Monday 13 July 2009

CBI calls for cuts in wind energy investment

The CBI is calling for a significant shift in the direction of UK energy policy, warning the current approach is making energy security harder to achieve and jeopardising our ability to meet climate change targets.
In a new report launched today called Decision Time, the CBI warns that current policy is incentivising investments in wind power which will result in too little investment in other forms of low-carbon energy, such as nuclear and clean coal and wants to see the percentage of wind power expected by 2020 under the Renewables Strategy reduced.
“Large chunks of our energy infrastructure urgently need replacing, and we have tough climate change targets to meet,” sais CBI Deputy-Director John Cridland. “However, the Government’s disjointed approach is deterring the private sector investment needed to get our energy system up to scratch, bolster security and cut emissions.
“While we have generous subsidies for wind power, we urgently need the national planning statements needed to build new nuclear plants. If we carry on like this we will end up putting too many of our energy eggs in one basket. But by moving government policy in a different direction we can achieve a good balance of wind, nuclear, gas and clean coal."
However a report also issued today by the Green Party argues against nuclear power, saying that it detracts from investment in renewables.

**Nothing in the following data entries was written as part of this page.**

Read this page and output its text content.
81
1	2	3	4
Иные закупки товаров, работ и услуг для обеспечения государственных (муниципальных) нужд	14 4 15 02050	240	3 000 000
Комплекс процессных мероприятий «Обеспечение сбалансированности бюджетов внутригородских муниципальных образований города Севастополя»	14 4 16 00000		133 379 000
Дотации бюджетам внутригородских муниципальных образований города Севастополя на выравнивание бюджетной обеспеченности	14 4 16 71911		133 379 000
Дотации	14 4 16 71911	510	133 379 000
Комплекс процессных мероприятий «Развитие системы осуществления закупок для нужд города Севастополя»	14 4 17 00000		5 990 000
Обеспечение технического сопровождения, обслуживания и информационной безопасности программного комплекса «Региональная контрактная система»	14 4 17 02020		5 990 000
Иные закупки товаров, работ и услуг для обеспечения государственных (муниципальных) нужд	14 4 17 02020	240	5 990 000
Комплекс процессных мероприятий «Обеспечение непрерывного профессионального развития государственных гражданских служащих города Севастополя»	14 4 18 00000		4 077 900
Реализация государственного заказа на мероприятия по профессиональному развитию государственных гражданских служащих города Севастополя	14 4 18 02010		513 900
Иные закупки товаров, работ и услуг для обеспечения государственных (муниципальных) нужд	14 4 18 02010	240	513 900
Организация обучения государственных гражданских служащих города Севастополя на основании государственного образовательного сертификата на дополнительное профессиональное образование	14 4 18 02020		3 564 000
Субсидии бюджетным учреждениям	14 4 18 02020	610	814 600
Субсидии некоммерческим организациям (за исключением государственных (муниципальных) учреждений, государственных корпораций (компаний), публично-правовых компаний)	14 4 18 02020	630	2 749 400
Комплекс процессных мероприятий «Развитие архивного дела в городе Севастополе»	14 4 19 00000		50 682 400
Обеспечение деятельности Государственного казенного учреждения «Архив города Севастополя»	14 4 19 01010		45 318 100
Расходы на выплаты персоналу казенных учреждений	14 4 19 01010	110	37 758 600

The Green Party’s spokesperson on trade and industry, Darren Johnson argues that nuclear power stations could not be built quickly enough and would starve the renewables industry, who could deliver, of necessary investment.
“The industry that was going to produce electricity ‘too cheap to meter’ has landed us with massive costs for handling its dangerous waste,” said Johnson.
“The current projects in Finland and France are experiencing safety concerns, long delays and big overspends. There’s no point expecting nuclear to solve the climate crisis, because new stations couldn’t be built fast enough to help achieve the big CO2 reductions we need to make in the next ten years - which mature renewables could deliver.
“We urgently need a Green New Deal to get us out of the recession and start building the sustainable economy of the twenty-first century. We could create hundreds of thousands of jobs in green energy in the next decade. Nuclear power can play no part in that because it takes far too long to build nuclear power stations compared with windfarms and other green measures. Wind energy sustains something like twelve times as many jobs per unit of power as nuclear does.”